EdgeDB-FL: An Edge Database for Federated Learning Updates and Model-State Management
Main article
Abstract
Federated learning deployments on heterogeneous edge devices generate a continuous stream of compressed model updates, differential privacy budgets, training metrics, checkpoint states, and synchronisation logs that collectively define the provenance and reproducibility of every trained model. Yet no purpose-built database exists that structures, versions, and exposes this edge FL state in a machine-queryable and audit-ready form. This paper introduces EdgeDB-FL, a lightweight relational database system specifically designed to manage the full lifecycle of federated learning state on resource-constrained edge infrastructure. EdgeDB-FL organises data into six core tables—EdgeDevice, ClientUpdate, ModelVersion, TrainingRound, PrivacyBudget, and SyncLog—linked by foreign-key constraints and supported by seven composite indexes optimised for the access patterns of FL orchestration, privacy accounting, and convergence analysis workloads.

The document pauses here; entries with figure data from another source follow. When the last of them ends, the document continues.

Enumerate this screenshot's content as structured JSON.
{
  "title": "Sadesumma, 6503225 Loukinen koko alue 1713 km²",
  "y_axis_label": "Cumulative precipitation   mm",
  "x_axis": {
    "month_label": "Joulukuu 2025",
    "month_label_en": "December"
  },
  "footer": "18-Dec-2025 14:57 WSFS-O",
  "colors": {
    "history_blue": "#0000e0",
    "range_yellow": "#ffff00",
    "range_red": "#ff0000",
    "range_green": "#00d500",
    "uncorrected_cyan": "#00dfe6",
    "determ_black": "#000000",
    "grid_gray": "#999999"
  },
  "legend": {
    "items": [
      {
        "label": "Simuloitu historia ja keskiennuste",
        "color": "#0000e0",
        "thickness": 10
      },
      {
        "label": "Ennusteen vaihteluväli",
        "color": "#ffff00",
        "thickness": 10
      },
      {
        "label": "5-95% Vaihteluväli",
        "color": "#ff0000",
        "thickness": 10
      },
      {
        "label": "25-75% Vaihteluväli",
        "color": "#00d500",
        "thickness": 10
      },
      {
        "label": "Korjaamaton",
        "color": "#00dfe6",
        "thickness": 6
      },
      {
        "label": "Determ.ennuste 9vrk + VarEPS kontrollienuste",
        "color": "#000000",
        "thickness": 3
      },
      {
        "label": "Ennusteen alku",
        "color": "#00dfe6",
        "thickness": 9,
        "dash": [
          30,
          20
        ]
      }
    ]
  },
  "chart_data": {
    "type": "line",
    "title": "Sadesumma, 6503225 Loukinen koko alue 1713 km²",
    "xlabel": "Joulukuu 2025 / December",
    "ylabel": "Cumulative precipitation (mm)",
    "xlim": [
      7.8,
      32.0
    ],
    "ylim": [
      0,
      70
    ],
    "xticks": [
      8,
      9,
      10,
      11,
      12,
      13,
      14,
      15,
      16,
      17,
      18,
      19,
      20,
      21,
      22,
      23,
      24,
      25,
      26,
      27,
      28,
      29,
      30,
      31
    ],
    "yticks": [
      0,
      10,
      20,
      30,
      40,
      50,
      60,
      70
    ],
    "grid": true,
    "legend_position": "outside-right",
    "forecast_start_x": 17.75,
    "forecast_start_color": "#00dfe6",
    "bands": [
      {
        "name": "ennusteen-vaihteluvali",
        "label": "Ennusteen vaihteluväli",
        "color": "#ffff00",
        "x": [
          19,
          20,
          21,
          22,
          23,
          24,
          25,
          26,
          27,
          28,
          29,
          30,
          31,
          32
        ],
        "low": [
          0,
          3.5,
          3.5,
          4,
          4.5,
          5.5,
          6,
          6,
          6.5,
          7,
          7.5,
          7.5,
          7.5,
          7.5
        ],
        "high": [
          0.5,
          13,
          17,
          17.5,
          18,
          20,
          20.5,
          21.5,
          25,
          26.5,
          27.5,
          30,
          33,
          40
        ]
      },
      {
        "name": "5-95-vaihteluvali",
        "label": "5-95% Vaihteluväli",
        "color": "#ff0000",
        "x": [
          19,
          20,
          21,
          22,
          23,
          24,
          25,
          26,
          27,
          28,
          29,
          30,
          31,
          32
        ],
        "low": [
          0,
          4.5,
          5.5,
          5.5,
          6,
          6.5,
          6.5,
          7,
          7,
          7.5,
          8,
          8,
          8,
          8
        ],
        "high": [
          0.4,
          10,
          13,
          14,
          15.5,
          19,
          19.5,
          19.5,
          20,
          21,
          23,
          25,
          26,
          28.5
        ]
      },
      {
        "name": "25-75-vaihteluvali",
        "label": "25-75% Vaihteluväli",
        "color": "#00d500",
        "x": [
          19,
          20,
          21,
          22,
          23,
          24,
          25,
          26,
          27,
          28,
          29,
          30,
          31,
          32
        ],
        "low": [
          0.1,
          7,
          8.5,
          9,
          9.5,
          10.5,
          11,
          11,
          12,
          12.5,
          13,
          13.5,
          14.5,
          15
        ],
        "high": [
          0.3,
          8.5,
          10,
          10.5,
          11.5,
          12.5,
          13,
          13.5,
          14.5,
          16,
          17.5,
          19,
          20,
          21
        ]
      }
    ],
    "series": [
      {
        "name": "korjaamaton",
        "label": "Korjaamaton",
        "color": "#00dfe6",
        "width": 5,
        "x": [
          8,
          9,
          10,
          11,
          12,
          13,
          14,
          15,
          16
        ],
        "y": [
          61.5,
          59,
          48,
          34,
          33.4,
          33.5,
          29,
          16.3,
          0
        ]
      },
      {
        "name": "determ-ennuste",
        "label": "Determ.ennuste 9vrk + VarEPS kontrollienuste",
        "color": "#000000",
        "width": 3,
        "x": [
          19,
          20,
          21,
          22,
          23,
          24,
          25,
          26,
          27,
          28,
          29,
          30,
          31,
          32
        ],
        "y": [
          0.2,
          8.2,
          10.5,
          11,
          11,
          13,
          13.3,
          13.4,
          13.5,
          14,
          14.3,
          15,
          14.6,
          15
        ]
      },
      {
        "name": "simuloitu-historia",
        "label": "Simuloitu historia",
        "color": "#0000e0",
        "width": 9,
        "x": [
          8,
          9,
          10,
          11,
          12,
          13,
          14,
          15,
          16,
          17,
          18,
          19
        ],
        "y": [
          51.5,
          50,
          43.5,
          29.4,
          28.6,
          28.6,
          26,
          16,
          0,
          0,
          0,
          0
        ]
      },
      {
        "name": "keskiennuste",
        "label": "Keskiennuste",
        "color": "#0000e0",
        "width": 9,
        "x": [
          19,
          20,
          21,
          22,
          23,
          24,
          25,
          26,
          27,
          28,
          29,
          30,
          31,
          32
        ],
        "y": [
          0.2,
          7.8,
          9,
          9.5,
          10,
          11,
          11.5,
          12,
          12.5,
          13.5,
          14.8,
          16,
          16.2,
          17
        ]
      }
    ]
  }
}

A five-stage processing pipeline ingests on-device training events, compresses gradient updates using top-k sparsification and 8-bit quantisation before database storage, tracks differential privacy epsilon consumption per device, validates updates against server-side model hashes, and exports versioned model artefacts to downstream lakehouse and vector store targets. Experiments across a 200-device benchmark network demonstrate a 77.3% reduction in per-round per-device communication payload relative to standard FL baselines (4.5 KB vs. 19.8 KB), a global test accuracy of 94.6% with differential privacy (ε = 2.0) after 50 rounds, and a median database query latency of 17 ms under 500-device concurrent load. EdgeDB-FL is released as open-source software under MIT licence with a Python SDK, REST and GraphQL APIs, and reproducible experiment notebooks.